After finding out that her 9-year-old daughter’s after-school program in Jamaica may be closed this summer because of Mayor Bloomberg’s proposed budget cuts, Janet Guerrero has spent many sleepless nights wondering what she will do if the site is shuttered.
“I don’t have many choices,” Guerrero said. “I work full-time in Manhattan to pay the mortgage, to support my family.”
Guerrero was one of dozens of parents and students who crowded into the auditorium at JHS 190 in Forest Hills on Tuesday evening to attend a protest sponsored by Queens Community House and urge the mayor to rethink his plan to cut youth programs, which, if approved by the City Council, could slash the number of after-school opportunities in Queens by 40 percent. Among those that may be shuttered include an after-school spot at PS 82 in Jamaica, where Guerrero’s daughter, Janel, goes; the Beacon program at JHS 190, and others sites in public housing developments around Forest Hills and Pomonok —all of which are run by the Queens Community House, which is based in Forest Hills but operates programs around the borough.
“Every day I come to this wonderful program,” said Nicole Kitiashwili, 12, of Rego Park, who attends the Beacon at JHS 190. “Where else are kids like me going to go if it closes? We can’t all go home, and the paid programs are too expensive for working parents.”
Because of proposed cuts to the city Department of Youth and Community Development Bloomberg has outlined in his preliminary budget, what are known as Out of School Time programs would shrink from 83 to 51 sites in Queens. The cuts to the free after-school programs, which would have to be approved by the City Council to be implemented, would impact thousands of Queens students from all corners of the borough.
Besides the Beacon in Forest Hills, the mayor has also called to shutter a Beacon at MS 158 in Bayside.
Representatives from the offices of Assemblyman Andrew Hevesi (D-Forest Hills), Councilwoman Karen Koslowitz (D-Forest Hills) and Assemblywoman Grace Meng (D-Flushing) said they are fighting to ensure that funding is restored for youth programming.
“It is unacceptable they’re thinking of closing these programs,” said Alex Schnell, communications director for Hevesi.
Schnell noted that the mayor’s administration selected which Beacons to close based on Zip codes — meaning wealthier areas like Forest Hills are targeted, despite the fact that the program at JHS 190 serves low-income students from throughout the borough.
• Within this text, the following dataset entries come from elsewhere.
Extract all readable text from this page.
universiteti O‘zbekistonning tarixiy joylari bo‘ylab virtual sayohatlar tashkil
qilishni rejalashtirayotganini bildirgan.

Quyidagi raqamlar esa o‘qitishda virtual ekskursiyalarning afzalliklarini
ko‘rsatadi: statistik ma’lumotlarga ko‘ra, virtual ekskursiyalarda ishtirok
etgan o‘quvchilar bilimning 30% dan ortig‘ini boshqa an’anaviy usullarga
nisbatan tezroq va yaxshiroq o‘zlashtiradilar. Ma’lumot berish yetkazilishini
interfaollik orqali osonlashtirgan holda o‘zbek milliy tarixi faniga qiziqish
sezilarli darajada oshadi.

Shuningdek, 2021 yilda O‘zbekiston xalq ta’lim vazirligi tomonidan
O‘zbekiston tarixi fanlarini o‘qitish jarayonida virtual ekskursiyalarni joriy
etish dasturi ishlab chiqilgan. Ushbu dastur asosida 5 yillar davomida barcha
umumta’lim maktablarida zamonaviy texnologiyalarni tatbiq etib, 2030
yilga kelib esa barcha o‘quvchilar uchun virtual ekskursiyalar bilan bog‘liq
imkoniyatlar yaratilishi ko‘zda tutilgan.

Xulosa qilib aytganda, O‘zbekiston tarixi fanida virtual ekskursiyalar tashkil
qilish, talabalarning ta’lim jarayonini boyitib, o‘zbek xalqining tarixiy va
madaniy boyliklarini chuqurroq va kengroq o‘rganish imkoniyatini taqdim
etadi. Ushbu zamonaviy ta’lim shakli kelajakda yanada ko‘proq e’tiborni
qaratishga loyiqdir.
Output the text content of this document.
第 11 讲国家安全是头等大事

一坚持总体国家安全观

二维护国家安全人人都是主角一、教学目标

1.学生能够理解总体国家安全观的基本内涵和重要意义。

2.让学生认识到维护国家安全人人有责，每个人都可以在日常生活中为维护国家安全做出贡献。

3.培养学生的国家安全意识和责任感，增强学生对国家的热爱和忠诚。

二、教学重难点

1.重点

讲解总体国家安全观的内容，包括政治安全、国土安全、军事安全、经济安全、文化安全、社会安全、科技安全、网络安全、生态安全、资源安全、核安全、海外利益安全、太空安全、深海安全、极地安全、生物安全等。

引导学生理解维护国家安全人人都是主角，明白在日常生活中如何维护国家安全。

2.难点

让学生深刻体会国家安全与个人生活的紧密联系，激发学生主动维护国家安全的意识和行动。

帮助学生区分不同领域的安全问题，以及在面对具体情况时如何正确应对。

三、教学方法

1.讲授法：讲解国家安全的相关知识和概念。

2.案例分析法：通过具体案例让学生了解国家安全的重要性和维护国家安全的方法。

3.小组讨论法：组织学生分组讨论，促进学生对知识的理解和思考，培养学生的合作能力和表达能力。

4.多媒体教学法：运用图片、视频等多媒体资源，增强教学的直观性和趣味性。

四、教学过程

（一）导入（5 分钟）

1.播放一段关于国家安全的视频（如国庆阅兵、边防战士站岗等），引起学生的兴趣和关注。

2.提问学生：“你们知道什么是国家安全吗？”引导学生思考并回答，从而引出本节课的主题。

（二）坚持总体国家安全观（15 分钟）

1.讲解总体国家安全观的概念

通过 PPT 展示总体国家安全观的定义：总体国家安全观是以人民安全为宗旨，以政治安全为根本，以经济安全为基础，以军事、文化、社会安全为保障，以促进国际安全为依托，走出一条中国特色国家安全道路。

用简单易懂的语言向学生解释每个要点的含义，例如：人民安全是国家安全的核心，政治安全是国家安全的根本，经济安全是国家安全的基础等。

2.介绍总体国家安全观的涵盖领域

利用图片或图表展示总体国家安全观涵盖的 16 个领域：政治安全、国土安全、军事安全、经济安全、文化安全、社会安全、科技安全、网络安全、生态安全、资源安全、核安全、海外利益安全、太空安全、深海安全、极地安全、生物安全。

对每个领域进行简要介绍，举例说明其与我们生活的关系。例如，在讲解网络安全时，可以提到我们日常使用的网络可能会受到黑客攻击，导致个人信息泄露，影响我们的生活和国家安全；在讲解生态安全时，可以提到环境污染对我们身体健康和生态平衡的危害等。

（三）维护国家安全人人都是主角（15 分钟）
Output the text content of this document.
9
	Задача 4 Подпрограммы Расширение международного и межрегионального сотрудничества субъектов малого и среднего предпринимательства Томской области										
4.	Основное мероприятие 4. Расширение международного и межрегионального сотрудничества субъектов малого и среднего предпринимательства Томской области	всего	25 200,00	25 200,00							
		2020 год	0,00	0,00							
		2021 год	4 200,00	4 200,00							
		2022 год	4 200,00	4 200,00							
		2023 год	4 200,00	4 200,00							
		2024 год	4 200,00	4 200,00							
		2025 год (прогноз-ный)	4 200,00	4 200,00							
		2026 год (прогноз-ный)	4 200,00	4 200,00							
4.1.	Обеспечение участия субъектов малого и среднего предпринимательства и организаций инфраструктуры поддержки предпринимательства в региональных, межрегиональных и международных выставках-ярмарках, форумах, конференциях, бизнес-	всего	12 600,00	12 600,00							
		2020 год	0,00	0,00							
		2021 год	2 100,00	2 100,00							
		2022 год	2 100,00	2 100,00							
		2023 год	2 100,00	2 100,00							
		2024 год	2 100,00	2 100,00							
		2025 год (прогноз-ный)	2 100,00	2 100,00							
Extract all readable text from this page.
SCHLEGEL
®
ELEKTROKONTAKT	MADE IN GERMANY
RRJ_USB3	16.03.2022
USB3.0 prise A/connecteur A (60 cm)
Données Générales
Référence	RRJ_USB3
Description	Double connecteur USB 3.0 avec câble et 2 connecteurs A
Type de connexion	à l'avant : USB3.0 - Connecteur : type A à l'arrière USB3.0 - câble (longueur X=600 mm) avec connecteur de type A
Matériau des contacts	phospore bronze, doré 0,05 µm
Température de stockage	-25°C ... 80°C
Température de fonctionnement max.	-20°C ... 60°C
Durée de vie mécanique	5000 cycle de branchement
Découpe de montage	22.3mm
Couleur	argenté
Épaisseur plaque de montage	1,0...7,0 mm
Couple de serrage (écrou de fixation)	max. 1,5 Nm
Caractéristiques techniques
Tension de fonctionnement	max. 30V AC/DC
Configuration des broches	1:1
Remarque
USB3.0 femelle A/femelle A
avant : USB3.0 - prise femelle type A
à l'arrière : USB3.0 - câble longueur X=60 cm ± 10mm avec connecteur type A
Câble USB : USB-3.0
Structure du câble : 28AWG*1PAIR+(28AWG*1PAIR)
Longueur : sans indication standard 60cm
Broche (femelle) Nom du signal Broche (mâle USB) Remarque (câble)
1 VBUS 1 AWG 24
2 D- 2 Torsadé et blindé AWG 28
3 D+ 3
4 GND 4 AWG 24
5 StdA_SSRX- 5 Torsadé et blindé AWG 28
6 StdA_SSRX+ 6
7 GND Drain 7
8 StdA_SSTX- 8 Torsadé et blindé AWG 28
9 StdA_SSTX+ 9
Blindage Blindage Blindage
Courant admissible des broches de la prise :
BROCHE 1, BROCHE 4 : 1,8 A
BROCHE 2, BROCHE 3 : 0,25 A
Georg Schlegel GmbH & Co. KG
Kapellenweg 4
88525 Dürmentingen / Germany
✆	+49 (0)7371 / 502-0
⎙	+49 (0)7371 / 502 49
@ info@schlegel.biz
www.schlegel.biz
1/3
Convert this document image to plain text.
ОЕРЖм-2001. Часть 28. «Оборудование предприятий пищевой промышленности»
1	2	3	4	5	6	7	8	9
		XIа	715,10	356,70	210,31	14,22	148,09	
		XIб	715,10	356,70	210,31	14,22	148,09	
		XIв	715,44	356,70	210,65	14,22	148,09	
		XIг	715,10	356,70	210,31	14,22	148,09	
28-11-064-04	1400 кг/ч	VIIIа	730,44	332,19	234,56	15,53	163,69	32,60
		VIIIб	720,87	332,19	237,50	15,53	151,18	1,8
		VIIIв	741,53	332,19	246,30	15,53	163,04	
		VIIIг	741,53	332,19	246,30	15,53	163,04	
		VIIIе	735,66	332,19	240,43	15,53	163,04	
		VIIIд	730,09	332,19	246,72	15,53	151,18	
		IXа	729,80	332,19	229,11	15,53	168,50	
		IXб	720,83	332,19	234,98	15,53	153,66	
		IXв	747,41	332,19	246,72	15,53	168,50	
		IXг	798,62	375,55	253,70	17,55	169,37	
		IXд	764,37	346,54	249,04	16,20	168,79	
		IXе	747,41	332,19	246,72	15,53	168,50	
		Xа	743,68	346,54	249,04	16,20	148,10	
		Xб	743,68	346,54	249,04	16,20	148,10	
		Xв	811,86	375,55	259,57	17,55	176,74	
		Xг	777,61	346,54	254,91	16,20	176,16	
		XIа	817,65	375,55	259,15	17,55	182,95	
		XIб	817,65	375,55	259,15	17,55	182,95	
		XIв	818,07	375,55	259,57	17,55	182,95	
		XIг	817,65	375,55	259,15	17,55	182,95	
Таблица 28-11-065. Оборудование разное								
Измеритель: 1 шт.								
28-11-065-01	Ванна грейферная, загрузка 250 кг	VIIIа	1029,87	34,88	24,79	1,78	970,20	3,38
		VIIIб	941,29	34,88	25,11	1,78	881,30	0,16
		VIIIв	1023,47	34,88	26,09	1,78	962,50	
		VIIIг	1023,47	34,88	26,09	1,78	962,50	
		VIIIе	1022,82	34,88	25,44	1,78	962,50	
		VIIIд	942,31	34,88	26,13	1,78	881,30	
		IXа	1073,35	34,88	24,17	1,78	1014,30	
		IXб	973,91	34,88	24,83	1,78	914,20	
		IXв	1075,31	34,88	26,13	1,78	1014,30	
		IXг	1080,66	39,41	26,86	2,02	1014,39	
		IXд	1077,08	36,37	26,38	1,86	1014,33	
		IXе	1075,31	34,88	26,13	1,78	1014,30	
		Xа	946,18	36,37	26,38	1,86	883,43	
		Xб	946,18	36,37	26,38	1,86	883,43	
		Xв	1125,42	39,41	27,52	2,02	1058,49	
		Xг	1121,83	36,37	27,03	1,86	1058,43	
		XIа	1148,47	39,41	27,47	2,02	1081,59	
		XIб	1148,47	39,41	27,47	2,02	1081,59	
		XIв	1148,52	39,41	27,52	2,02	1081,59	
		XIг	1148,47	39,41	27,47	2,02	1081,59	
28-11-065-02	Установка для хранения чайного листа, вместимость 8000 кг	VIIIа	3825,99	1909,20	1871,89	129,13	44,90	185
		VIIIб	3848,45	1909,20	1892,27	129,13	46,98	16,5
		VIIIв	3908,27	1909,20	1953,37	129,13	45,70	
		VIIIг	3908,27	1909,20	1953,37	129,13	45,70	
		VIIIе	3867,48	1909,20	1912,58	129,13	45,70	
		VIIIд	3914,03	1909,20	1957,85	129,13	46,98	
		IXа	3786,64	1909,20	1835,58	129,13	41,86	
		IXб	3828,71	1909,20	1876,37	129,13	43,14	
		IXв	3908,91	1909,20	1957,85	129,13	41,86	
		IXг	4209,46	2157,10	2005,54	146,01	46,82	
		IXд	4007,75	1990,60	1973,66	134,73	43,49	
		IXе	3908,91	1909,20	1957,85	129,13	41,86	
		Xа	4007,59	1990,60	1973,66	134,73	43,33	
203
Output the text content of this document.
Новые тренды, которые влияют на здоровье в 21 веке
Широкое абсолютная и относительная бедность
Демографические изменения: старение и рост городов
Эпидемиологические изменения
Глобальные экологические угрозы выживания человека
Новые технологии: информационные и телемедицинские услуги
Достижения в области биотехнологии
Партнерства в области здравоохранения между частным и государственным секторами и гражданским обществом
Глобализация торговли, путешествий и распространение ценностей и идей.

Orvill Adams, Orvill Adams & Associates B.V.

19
“I may have to quit my job because of this,” said Christine Ferreira, a Rego Park mother whose two sons attend the JHS 190 site. “I just don’t feel it’s safe for children after school right now. It’s a peace of mind for working parents, knowing their children are here.”
Jamaica resident Elaina Feliciano, whose son, Justin Sanchez, attends the PS 82 program, reiterated Ferreira’s concerns, citing the case of Leiby Kletzky, a Brooklyn boy who was murdered after being kidnapped while walking home from day camp last July.
“Do you want to see children walking home alone, sitting home alone after that?” Feliciano asked.